1. Why use the Scales package
In general, large numbers in the millions and above are less readable if they're not separated by commas. Especially if your data contains a lot of large numbers, such as sales or financial data, making the numbers appear comma-separated can make the data more intuitive to understand. For example, 1000000rather than 1,000,000would be easier to read, right?
scales package's comma() function can use these Improve number readabilityin your code. If your code has comma()large numbers are automatically separated by commas.
2. Example usage in code
In the example code provided in this post, the scales package to make the axes and labels on the graph more readable.

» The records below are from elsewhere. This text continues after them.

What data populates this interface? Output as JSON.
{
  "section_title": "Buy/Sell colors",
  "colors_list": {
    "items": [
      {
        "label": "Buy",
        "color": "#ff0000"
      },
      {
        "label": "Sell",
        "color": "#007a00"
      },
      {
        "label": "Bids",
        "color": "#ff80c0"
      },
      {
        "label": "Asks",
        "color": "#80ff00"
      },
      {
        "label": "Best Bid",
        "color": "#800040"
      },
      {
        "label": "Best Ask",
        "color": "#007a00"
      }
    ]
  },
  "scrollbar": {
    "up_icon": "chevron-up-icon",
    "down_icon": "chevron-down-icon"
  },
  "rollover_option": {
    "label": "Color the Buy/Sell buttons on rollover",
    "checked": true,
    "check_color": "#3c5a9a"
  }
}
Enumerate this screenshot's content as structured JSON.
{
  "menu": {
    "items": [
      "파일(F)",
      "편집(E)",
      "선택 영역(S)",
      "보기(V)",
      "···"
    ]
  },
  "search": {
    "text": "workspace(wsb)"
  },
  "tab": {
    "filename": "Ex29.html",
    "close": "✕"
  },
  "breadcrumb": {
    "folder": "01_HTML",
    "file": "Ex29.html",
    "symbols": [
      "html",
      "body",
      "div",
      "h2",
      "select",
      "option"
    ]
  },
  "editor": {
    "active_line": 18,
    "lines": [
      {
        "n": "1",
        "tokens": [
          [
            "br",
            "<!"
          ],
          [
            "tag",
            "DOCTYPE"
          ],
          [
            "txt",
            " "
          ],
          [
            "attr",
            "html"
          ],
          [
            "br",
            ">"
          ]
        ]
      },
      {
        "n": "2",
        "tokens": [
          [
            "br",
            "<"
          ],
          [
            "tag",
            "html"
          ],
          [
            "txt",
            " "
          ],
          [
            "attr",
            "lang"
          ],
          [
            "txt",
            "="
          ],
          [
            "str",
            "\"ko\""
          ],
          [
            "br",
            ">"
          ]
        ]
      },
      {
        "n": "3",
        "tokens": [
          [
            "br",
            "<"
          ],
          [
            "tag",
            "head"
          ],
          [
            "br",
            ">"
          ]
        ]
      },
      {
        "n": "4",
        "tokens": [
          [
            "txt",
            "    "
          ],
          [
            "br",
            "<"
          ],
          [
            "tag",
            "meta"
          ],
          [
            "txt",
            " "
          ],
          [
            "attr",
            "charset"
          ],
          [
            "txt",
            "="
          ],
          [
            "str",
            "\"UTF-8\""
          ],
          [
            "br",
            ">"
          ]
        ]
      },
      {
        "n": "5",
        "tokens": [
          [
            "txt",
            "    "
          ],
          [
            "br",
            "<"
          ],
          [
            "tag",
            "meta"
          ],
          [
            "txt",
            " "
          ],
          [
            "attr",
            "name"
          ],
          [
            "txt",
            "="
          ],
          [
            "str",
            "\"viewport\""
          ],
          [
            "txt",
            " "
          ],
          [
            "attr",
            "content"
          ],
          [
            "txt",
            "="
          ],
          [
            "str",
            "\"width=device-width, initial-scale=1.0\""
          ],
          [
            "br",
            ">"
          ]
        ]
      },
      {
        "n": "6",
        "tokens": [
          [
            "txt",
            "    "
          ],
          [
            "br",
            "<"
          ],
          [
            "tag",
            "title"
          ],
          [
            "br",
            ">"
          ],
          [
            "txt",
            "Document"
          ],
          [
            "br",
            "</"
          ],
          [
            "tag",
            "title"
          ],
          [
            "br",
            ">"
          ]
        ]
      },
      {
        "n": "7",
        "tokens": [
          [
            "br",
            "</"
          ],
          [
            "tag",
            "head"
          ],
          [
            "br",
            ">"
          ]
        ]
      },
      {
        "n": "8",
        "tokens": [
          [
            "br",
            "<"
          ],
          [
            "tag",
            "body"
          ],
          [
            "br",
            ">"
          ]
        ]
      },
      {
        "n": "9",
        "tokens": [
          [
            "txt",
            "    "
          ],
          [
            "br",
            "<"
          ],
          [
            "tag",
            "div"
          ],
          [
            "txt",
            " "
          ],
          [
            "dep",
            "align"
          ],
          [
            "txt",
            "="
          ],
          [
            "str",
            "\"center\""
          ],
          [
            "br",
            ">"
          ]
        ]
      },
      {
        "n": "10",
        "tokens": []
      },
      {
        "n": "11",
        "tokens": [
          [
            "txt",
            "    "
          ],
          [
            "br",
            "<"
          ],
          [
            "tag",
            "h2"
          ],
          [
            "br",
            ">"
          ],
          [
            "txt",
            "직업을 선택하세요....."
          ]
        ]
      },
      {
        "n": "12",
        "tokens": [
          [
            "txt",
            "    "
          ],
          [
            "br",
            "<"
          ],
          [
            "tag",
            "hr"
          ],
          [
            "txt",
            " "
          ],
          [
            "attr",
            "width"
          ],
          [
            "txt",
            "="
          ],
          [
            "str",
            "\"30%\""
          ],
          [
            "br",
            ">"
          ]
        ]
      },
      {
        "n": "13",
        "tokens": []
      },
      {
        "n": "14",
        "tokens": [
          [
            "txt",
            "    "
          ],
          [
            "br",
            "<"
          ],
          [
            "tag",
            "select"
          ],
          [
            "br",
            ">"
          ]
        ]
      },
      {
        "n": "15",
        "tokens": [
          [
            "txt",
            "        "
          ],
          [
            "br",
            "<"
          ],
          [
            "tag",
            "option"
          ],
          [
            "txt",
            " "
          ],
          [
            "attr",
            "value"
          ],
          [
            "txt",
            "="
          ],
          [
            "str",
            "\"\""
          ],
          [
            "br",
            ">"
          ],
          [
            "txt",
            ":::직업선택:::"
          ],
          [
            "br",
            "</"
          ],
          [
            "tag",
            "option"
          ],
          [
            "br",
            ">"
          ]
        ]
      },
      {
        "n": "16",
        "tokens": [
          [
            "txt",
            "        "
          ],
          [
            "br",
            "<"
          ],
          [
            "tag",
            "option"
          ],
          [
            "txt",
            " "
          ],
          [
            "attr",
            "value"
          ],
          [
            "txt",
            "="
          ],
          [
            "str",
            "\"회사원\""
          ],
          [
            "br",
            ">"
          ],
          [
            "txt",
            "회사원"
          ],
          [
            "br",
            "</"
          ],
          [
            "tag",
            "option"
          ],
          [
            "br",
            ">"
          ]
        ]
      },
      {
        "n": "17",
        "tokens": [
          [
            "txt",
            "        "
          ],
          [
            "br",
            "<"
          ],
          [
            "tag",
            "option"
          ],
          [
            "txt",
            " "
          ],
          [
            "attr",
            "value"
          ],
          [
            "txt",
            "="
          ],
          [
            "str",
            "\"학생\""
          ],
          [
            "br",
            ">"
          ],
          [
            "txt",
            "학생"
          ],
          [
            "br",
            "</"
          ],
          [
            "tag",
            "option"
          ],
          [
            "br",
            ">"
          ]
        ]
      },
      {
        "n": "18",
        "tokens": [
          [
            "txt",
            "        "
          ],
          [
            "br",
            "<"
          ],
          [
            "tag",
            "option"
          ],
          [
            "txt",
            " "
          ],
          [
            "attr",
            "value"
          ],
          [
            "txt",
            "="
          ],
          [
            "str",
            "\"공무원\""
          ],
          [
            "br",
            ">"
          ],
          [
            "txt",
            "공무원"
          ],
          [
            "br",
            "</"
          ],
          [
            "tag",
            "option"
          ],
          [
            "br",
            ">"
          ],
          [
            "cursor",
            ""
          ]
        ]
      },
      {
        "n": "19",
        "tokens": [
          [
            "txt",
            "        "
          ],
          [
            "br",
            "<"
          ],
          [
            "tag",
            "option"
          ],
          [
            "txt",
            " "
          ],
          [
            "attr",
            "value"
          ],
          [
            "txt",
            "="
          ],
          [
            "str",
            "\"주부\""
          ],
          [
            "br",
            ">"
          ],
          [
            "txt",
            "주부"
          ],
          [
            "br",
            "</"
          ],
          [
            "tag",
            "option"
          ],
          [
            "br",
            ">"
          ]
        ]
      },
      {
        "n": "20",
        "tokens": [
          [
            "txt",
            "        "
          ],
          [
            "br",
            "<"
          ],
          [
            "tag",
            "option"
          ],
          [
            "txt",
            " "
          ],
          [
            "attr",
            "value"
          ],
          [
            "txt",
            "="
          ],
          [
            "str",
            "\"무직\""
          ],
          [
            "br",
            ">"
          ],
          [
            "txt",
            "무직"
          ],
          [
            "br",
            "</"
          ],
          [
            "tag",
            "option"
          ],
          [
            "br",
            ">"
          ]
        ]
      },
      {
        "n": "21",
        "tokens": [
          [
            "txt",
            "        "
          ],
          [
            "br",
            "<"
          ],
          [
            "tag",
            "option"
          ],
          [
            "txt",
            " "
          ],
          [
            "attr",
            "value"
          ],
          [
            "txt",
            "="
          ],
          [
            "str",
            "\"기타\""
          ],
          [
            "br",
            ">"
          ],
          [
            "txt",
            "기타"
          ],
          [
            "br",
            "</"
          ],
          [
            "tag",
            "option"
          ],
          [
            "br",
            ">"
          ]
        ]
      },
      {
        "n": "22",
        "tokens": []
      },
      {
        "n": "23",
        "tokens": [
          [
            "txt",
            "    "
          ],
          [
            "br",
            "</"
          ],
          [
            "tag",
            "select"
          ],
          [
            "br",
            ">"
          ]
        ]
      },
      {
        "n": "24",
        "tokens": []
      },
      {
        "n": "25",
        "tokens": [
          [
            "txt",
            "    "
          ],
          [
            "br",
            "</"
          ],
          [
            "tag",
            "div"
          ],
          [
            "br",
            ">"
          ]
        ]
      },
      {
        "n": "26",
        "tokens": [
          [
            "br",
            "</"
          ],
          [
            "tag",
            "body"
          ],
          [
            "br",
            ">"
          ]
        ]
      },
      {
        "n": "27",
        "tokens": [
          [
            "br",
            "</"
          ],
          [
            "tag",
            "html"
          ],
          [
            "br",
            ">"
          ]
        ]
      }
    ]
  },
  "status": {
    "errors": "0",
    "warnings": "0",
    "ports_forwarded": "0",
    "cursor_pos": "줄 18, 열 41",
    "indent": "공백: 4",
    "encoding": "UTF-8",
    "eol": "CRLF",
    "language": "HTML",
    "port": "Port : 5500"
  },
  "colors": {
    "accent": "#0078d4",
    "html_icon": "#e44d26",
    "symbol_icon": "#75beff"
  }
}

# Show annual goals and performance in comma-separated format
labs(title = "Performance vs. Goal Graph",
subtitle = paste("Annual Goal:", comma(annual_goal), "KRW, Annual Achievement:", comma(round(annual_achievement)), "KRW\nAchievement Rate:", round(achievement_rate, 2), "%"),
x = "Month", y = "Cumulative Sales (KRW)")In this code, the comma(annual_goal)and comma(round(annual_achievement))to ensure that the annual goal and performance values are output in comma-separated format.
In addition, the number on the y-axis is also comma()to display them in comma-separated format:
scale_y_continuous(labels = comma, limits = c(0, max(c(annual_goal, annual_achievement)) * 1.2))This will output all numbers displayed on the y-axis in comma format, which greatly improves readability.
3. summarize the benefits of the Scales package
- Improve readability: Separates large numbers with commas to make them easier to read.
- Simplify your code:
comma()Easily format large numbers with a single function. - Increase data intuitiveness: Consistently format numbers so you can intuitively understand your data.